1110xxxx             10xxxxxx              10xxxxxxx            10xxxxxx    …

The x’s above represent the bits used to identify the code point for the Unicode character (given that every character in existence is assigned a code point value or set of code point values). 

What happens if you get a byte sequence like the following (which could easily occur in a random key)

1110xxxxx           01xxxxxx              01110xxx             0001xxxx             …

Well it kind of depends on the UTF8 parser and interpreter.  Some interpreters will ignore/drop the invalid sequences altogether as bad (high-lighted in red) while others may ignore the starter byte (assuming that it was an error) and continue processing the byte sequences as characters that it understands (underlined and indented above).  In either case the key is significantly weakened.

So ASCII and UTF8 are Messed Up What about ISO8859-1 it’s an 8-bit Code Page

Pretty good that you suggested that but there are problems with this as well.  Initially you might think that these are ok because they are code pages which represent all 8 bits as characters.  When you convert from key bytes to characters you should not suffer the loss that you would under UTF8 or ASCII.  However, the problem is that there are a number of other ISO8859-x (cp1252-cp125x) code pages which utilize different characters for the high order bit patterns (128-255) with overlap between the code pages.  So if you store the characters as ISO8859-1 on one system them retrieve the characters as cp125x, the byte mappings will get messed up and your encrypted data will be corrupted or not decrypt properly because the encryption key becomes corrupted/altered.

Summary of the Problem

Another way of explaining the problem is that there is a disconnect between what encryption keys are and how they are being treated.  Encryption keys are being treated as text when they are just a random number of bits.  Text has to follow bit pattern rules defined by the code page they are being rendered in to ensure that they display correctly.  Encryption keys should not follow any rules and should be as random as possible to protect against brute forcing.  The only way I can explain the code above is that the MSDN code writer was looking for a way to store the encryption key in a format other than bytes. 

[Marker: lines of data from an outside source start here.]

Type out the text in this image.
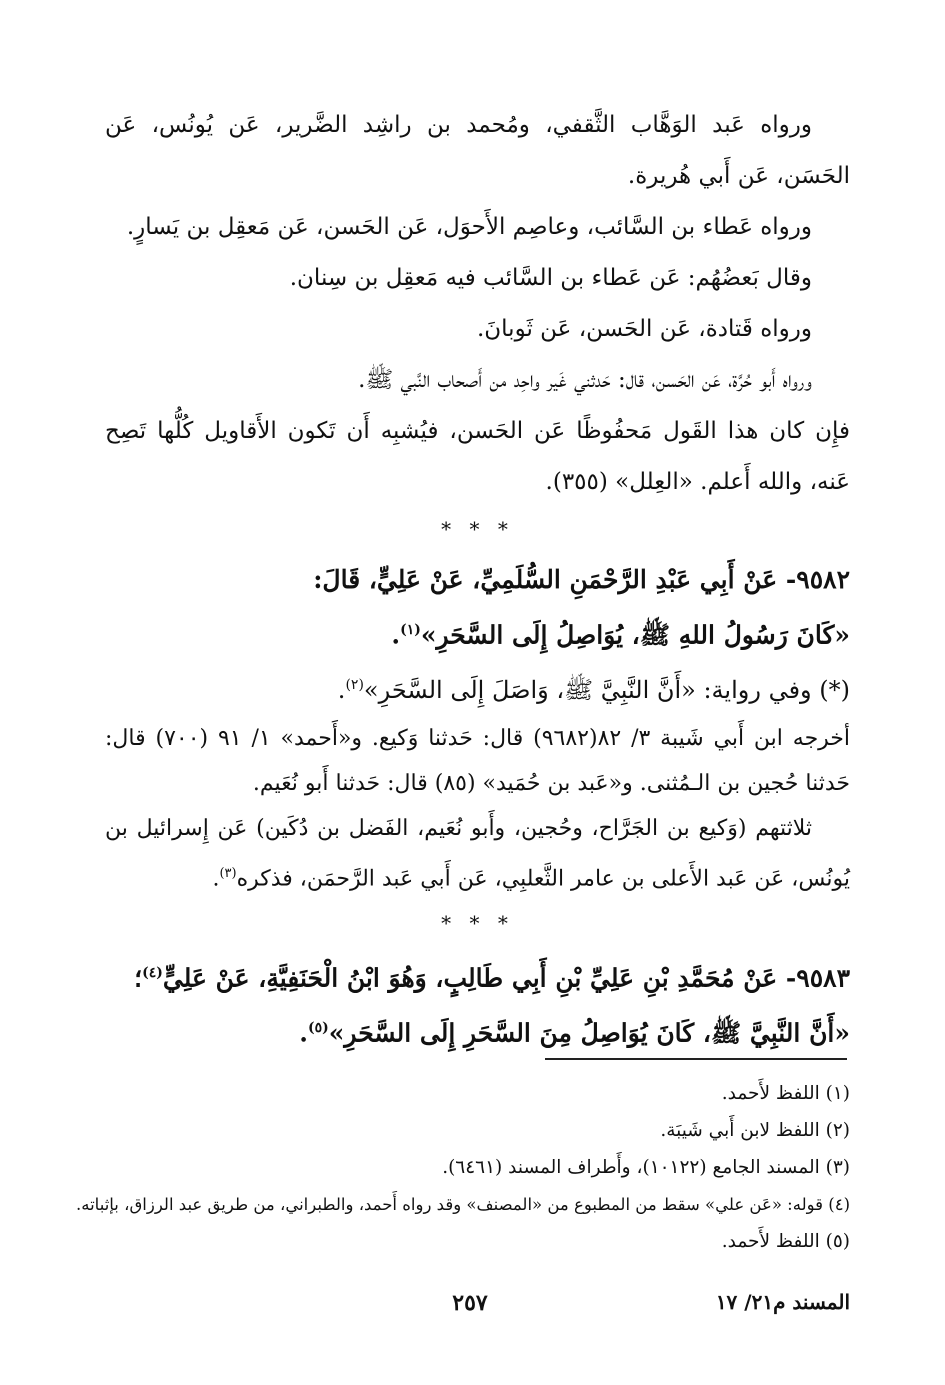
ورواه عَبد الوَهَّاب الثَّقفي، ومُحمد بن راشِد الضَّرير، عَن يُونُس، عَن الحَسَن، عَن أَبي هُريرة.

ورواه عَطاء بن السَّائب، وعاصِم الأَحوَل، عَن الحَسن، عَن مَعقِل بن يَسارٍ.

وقال بَعضُهُم: عَن عَطاء بن السَّائب فيه مَعقِل بن سِنان.

ورواه قَتادة، عَن الحَسن، عَن ثَوبانَ.

ورواه أَبو حُرَّة، عَن الحَسن، قال: حَدثني غَير واحِد من أَصحاب النَّبي ﷺ.

فإِن كان هذا القَول مَحفُوظًا عَن الحَسن، فيُشبِه أَن تَكون الأَقاويل كُلُّها تَصِح عَنه، والله أَعلم. «العِلل» (٣٥٥).

* * *

٩٥٨٢- عَنْ أَبِي عَبْدِ الرَّحْمَنِ السُّلَمِيِّ، عَنْ عَلِيٍّ، قَالَ:

«كَانَ رَسُولُ اللهِ ﷺ، يُوَاصِلُ إِلَى السَّحَرِ»$^{(١)}$.

(*) وفي رواية: «أَنَّ النَّبِيَّ ﷺ، وَاصَلَ إِلَى السَّحَرِ»$^{(٢)}$.

أخرجه ابن أَبي شَيبة ٣/ ٨٢(٩٦٨٢) قال: حَدثنا وَكيع. و«أَحمد» ١/ ٩١ (٧٠٠) قال: حَدثنا حُجين بن الـمُثنى. و«عَبد بن حُمَيد» (٨٥) قال: حَدثنا أَبو نُعَيم.

ثلاثتهم (وَكيع بن الجَرَّاح، وحُجين، وأَبو نُعَيم، الفَضل بن دُكَين) عَن إِسرائيل بن يُونُس، عَن عَبد الأَعلى بن عامر الثَّعلبِي، عَن أَبي عَبد الرَّحمَن، فذكره$^{(٣)}$.

* * *

٩٥٨٣- عَنْ مُحَمَّدِ بْنِ عَلِيِّ بْنِ أَبِي طَالِبٍ، وَهُوَ ابْنُ الْحَنَفِيَّةِ، عَنْ عَلِيٍّ$^{(٤)}$؛

«أَنَّ النَّبِيَّ ﷺ، كَانَ يُوَاصِلُ مِنَ السَّحَرِ إِلَى السَّحَرِ»$^{(٥)}$.

(١) اللفظ لأَحمد.

(٢) اللفظ لابن أَبي شَيبَة.

(٣) المسند الجامع (١٠١٢٢)، وأَطراف المسند (٦٤٦١).

(٤) قوله: «عَن علي» سقط من المطبوع من «المصنف» وقد رواه أَحمد، والطبراني، من طريق عبد الرزاق، بإثباته.

(٥) اللفظ لأَحمد.

٢٥٧	المسند م٢١/ ١٧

So What The Heck Are We Supposed to Do?

You might think of writing the raw bytes directly to a text file but avoid this because character sets are implicitly used when writing to or reading from files.  If the encryption key is written out to a file on a machine using one character set and later moved to a machine using a different character set, key bytes could become lost or corrupted when read from the alternate character set file system. 

If you are generating a key for use in a cryptographic operation, set the key on the crypter from the generated bytes directly.  If you have to store the key, then you can Base64 encode the byte stream after encrypting it.  When you need to use the key, Base64 decode the key, decrypt it, and set the key directly as a byte array on the crypter.

For references on how the ASCIIEncoding object encoder works:

http://msdn.microsoft.com/en-us/library/system.text.encoding.ascii.aspx#Y1209

"The ASCIIEncoding object that is returned by this property might not have the appropriate behavior for your application. It uses replacement fallback to replace each string that it cannot encode and each byte that it cannot decode with a question mark ("?") character. Instead, you can call the GetEncoding method to instantiate an ASCIIEncoding object whose fallback is either an EncoderFallbackException or a DecoderFallbackException, as the following example illustrates."

http://www.dijksterhuis.org/encoding-c-strings-as-byte-byte-arrays-and-back-again/

"Solution #1 – Convert Unicode to ASCII / String to an ASCII Byte[]

If you intend to send only the most basic of messages which can be satisfied with just A-Z, a-z & 0-9 and a few other characters you can convert the C# string using the ASCII encoder. You will however lose any characters that are not defined by ASCII. So while this is a good idea if your application is only used in North America, the rest of the world will probably not thank you for this design decision."